There are many “rocket stove” versions that have been posted on the internet, many of them being home-made. the essence of rocket stoves is the draw-path of the air that supplies the flame, usually drawn from below the fire and rising so that the heat of the flames pulls it up and out the top. Insulated combustion chambers or chimneys enhance the performance of the air making it a more efficient combustion process.
This vertical air-flow path is also used by chimney charcoal starters. They are designed with a lower and upper chamber with a grate in the middle. They use crumpled paper as kindling in the bottom chamber and holds the briquets as fuel in the upper chamber. When the paper is lit in the bottom, the heat travels upward and ignites the briquets stored above. This caused me to think that it could also be used as a rocket stove for cooking.
I found two styles of chimney charcoal starters based on their mid level grates that separate the lower kindling chamber from the upper fuel chamber: one uses a metal plate that has a series of holes; the other has a concentric wire grate.
The model with holes in the plate works well for holding wood sticks as fuel. I fashioned a grate for the top of the chimney using two “beer can” chicken roaster brackets that I fastened “top-to-top” as a support for holding a pot or pan. I used my tin-snips to cut notches in the chimney rim to position it securely in place. This grate served two purposes: it allowed air flow through the top of the chimney as well as provided access for loading wood chips or sticks as fuel to the combustion chamber to sustain the fire while cooking.
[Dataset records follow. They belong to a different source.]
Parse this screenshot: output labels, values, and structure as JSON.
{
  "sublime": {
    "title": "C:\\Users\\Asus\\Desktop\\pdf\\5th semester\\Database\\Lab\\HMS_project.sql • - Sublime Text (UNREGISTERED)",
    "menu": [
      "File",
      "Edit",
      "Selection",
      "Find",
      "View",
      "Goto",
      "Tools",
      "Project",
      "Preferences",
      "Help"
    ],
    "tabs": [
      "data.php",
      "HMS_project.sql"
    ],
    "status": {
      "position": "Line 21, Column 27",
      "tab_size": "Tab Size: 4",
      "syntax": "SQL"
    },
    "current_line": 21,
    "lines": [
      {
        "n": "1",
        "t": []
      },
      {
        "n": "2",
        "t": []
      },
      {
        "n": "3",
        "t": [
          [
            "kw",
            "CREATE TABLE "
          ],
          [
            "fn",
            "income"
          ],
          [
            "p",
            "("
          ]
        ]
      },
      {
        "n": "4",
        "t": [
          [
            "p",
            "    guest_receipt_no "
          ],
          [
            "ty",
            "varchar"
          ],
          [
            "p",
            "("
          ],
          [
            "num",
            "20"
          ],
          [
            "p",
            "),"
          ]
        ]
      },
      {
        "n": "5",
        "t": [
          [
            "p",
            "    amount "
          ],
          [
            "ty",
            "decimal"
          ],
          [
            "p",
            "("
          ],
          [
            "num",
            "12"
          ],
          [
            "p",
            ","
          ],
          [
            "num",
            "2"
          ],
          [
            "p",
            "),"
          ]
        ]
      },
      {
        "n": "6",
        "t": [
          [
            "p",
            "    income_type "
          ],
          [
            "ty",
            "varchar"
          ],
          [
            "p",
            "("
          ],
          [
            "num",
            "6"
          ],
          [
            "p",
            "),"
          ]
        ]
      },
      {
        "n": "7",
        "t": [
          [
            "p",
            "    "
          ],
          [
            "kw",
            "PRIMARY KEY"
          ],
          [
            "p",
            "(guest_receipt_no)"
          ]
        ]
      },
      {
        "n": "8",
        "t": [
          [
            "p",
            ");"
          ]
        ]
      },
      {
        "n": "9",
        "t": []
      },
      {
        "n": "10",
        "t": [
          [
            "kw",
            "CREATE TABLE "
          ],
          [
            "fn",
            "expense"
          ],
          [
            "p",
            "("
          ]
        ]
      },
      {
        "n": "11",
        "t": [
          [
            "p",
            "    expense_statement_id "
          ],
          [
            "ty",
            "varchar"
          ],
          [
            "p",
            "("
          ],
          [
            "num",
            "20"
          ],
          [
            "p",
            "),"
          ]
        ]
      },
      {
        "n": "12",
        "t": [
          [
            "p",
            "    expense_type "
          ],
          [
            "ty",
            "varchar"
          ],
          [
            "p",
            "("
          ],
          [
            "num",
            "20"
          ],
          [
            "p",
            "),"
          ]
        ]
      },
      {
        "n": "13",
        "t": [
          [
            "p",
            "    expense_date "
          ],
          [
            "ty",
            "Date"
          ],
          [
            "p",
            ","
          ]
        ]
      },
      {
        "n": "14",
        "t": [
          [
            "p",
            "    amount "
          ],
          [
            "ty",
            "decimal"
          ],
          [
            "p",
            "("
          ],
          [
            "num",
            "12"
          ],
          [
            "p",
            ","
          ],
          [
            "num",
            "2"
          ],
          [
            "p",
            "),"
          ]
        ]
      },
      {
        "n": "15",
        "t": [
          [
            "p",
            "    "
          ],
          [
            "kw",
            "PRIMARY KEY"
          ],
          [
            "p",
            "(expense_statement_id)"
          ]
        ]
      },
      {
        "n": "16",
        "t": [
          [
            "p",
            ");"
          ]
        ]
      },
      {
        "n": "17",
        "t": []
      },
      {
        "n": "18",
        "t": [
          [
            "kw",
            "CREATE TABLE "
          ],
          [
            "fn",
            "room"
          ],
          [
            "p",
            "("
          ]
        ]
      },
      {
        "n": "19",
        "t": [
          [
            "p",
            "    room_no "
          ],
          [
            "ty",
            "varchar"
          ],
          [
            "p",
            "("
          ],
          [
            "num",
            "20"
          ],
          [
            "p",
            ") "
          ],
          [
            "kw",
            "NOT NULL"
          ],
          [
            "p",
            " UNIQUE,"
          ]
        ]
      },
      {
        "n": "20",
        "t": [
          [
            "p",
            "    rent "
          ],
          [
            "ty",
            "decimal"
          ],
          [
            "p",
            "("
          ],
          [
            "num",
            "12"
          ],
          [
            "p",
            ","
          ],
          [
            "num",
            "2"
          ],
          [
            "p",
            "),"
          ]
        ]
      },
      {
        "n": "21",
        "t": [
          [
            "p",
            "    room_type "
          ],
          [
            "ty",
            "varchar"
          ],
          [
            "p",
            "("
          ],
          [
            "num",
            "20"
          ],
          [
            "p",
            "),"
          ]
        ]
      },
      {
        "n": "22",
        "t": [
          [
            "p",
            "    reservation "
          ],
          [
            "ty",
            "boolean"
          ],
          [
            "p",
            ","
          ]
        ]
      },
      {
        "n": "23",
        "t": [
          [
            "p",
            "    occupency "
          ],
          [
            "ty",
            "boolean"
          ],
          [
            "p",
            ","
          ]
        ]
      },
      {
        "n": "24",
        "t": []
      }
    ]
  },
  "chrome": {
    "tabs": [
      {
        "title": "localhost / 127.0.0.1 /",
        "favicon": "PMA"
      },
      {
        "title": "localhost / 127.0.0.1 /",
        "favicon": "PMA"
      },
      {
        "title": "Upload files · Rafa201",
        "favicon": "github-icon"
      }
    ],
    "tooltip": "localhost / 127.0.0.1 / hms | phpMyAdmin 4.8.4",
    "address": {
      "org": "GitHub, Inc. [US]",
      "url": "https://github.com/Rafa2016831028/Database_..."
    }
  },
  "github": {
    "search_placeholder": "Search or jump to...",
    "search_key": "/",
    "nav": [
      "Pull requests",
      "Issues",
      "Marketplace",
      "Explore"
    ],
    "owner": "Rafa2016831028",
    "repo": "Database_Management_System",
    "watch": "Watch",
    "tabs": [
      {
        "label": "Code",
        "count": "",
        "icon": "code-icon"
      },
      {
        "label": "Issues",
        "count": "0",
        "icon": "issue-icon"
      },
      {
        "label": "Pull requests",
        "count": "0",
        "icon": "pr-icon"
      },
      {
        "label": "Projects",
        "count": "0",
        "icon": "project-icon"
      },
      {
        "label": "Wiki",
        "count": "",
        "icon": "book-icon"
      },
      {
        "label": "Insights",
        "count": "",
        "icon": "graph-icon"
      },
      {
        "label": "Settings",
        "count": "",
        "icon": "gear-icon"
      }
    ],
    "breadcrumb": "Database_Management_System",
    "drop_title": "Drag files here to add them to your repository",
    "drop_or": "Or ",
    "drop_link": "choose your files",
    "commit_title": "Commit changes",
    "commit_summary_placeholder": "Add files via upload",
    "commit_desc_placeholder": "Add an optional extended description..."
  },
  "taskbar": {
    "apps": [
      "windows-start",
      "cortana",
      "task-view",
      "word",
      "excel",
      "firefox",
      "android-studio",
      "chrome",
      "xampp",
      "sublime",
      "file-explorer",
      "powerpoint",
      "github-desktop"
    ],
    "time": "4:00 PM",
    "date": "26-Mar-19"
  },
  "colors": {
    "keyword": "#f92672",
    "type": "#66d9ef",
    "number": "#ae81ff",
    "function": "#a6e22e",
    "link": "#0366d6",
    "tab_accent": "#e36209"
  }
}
The model with the concentric wire grate in the middle works best for igniting charcoal briquets. In essence, it works like a conventional charcoal BBQ. An inexpensive cooling rack can be used as a grate above the chimney to suspend the food items being cooked while allowing the needed airflow through the top.
Why would you use a chimney charcoal starter for cooking? Here are a few reasons: It is portable; inexpensive; easily stored; and the wood chips & sticks version uses easily obtained free fuel. It’s small capacity may not be the best choice for a party, but it can be just the thing for camping or used for a power outage emergency scenario.